Monaco Cayman 34 2003, Cummins 300HP
Bigfoot 2008, 10.4, F350, 2006, Diesel 6.0, Black, 4x4, long box, Air lift, Rancho 9000, Rear sway bar.

elgy
Explorer
Explorer
mkirsch wrote:
$3500 Stablelift on a $350 camper???


Hey, my camper cost more than $350! ? … but the Stablelift is more than twice what I paid for it.

Thanks to all for the suggestions, I am half way through the repairs and have integrated several of them.

I was unable to use Unistrut because of the jacks that I have, so I used angle iron instead. Even before starting I found the right rear attach point had a lot of rot, even though nothing was visible before I dug into it.

What I have done is to cut out and replace the rotten plywood on the front left and right rear corners than on all 4 corners added pieces of ¾ inch plywood above and below the original plywood attachment, figuring that this sandwich will be much stronger and will spread the load along the bases of the walls. I also moved the jack pads closer to the corners so the vertical load is more direct.

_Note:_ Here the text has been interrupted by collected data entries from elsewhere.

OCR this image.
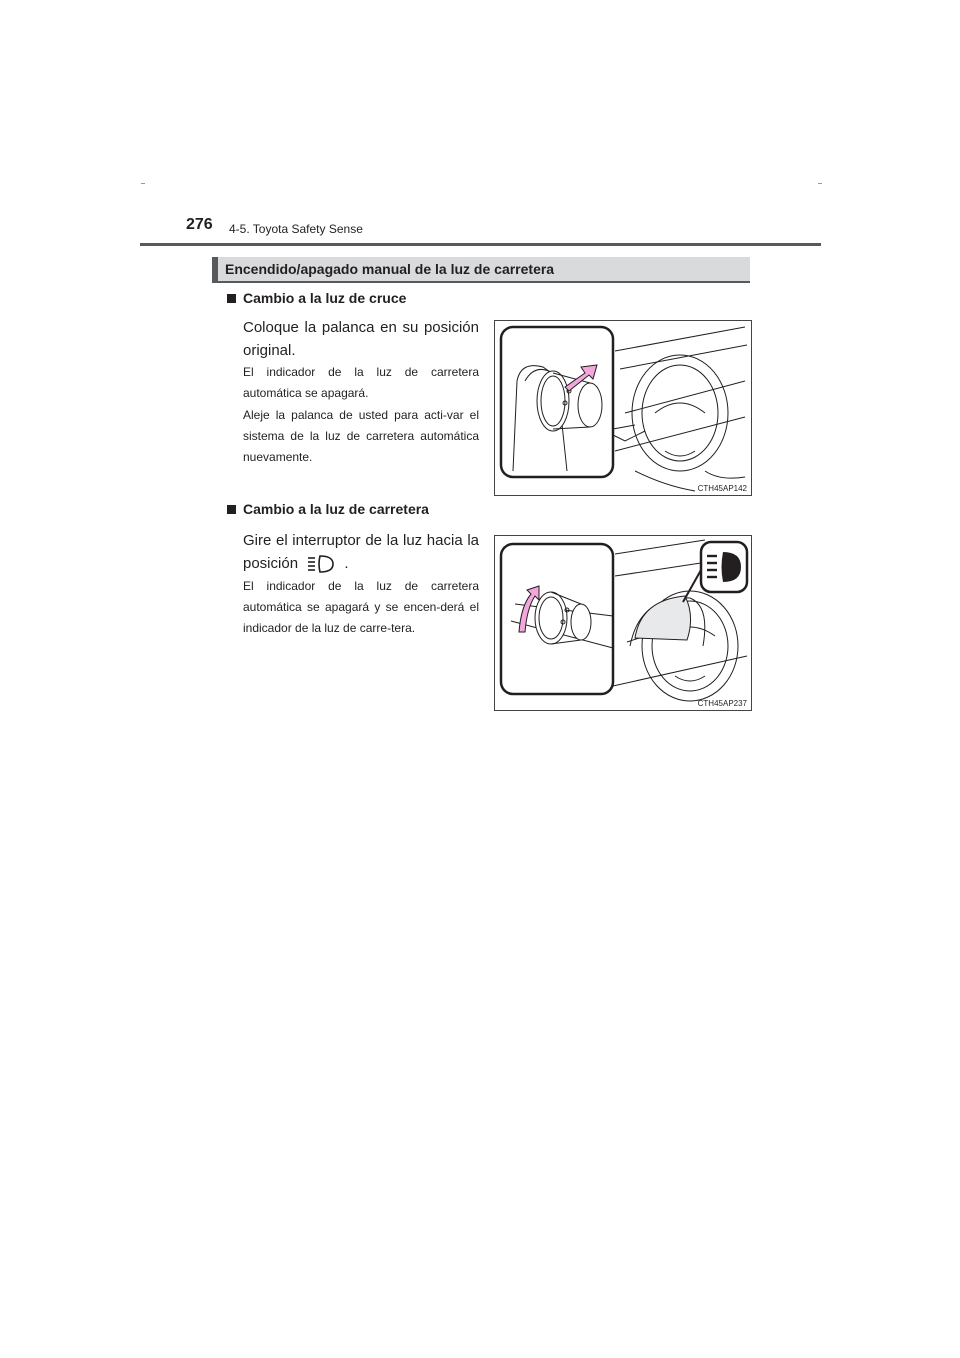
276 4-5. Toyota Safety Sense
Encendido/apagado manual de la luz de carretera
Cambio a la luz de cruce
Coloque la palanca en su posición original.
El indicador de la luz de carretera automática se apagará.
Aleje la palanca de usted para acti-var el sistema de la luz de carretera automática nuevamente.
CTH45AP142
Cambio a la luz de carretera
Gire el interruptor de la luz hacia la posición	.
El indicador de la luz de carretera automática se apagará y se encen-derá el indicador de la luz de carre-tera.
CTH45AP237
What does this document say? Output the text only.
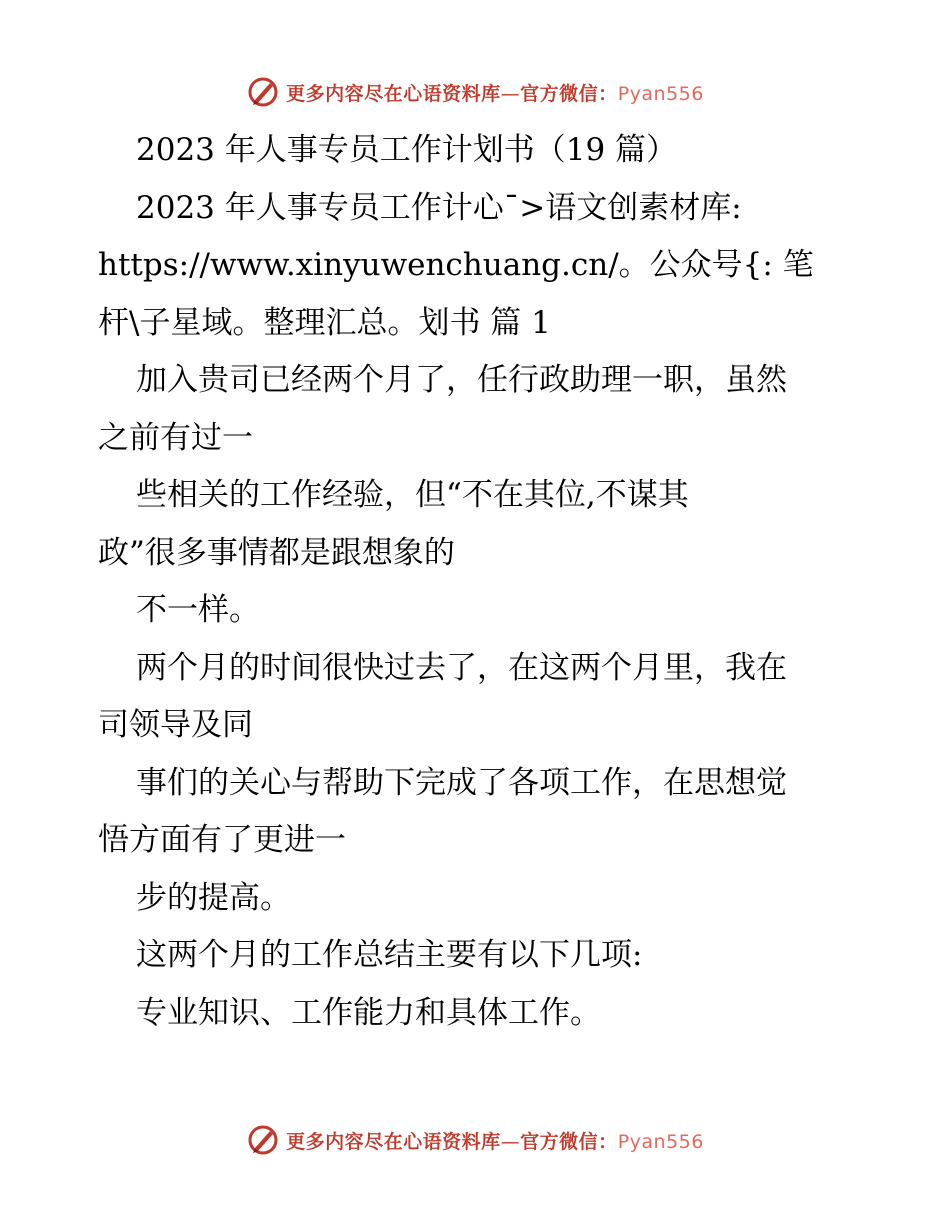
更多内容尽在心语资料库—官方微信：Pyan556

2023 年人事专员工作计划书（19 篇）

2023 年人事专员工作计心¯>语文创素材库:

https://www.xinyuwenchuang.cn/。公众号{: 笔

杆\子星域。整理汇总。划书 篇 1

加入贵司已经两个月了，任行政助理一职，虽然

之前有过一

些相关的工作经验，但“不在其位,不谋其

政”很多事情都是跟想象的

不一样。

两个月的时间很快过去了，在这两个月里，我在

司领导及同

事们的关心与帮助下完成了各项工作，在思想觉

悟方面有了更进一

步的提高。

这两个月的工作总结主要有以下几项:

专业知识、工作能力和具体工作。

更多内容尽在心语资料库—官方微信：Pyan556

The biggest challenge was the left front where there was extensive rot because of water entering through the propane compartment door (which was not original or waterproof). I dug out the rotted wood and rebuilt the sill with a couple of pieces of 1 1/8 square metal tubing. The jack pad is now right in the corner with a vertical piece of angle iron welded on to allow me to screw it into the structural wood in the corner.

I also added gussets to strengthen the bases of the walls and to give me something solid to screw into when attaching the angle iron.

Wood that was not rotten, but that had been water-logged, was given a coat of CPES.

Here is the left front corner rot.


Now with the repaired sill, gusset added to the right and the welded on vertical angle iron on the left.


Left rear, the white plywood is my "sandwich".


The right side finished and caulked.


I hope to finish this part of the renovation this week.
While doing the right side I found more rot on the wall between the floor of the camper and the wing, and the wood under the door is really rotton, so that is next week's project!
'02 Sierra 1500 and '89 Bijou camper
'87 Porsche 924s
'78 Porsche 928

Kidoo
Explorer
Explorer
I would try to mount the rear jack at the back of the camper. You have to have a bracket that will bolt true and inside a vertical 3/4 inch plywood all the way up and down. You also have to support the camper from under. The bracket have to be bent or welded at 90 degree and bolted through plywood to support the camper. They normaly bolt through plywood and a piece of 1/4 inch metal plate. All my campers had this arrangement. You have to support it from under the camper and vertically.

For the front, it is the same principle. Mines where all bolted at front all the way up and down and the bracket bented under the camper. All bolts goes true a 3/4 to 1 inch plywool overlaping the most you can for some good anchor point.

The front is also bent 90 degree verticaly to prevent or limiting the sideways movement.
Monaco Cayman 34 2003, Cummins 300HP
Bigfoot 2008, 10.4, F350, 2006, Diesel 6.0, Black, 4x4, long box, Air lift, Rancho 9000, Rear sway bar.

mlts22
Explorer
Explorer
For a new camper, the Stablelift system looks useful. It would make it not necessary to put cinder blocks or boards under the center of the TC. I've not seen one of these in real life, and I wonder what the downsides are.

mkirsch
Nomad II
Nomad II
$3500 Stablelift on a $350 camper???

Putting 10-ply tires on half ton trucks since aught-four.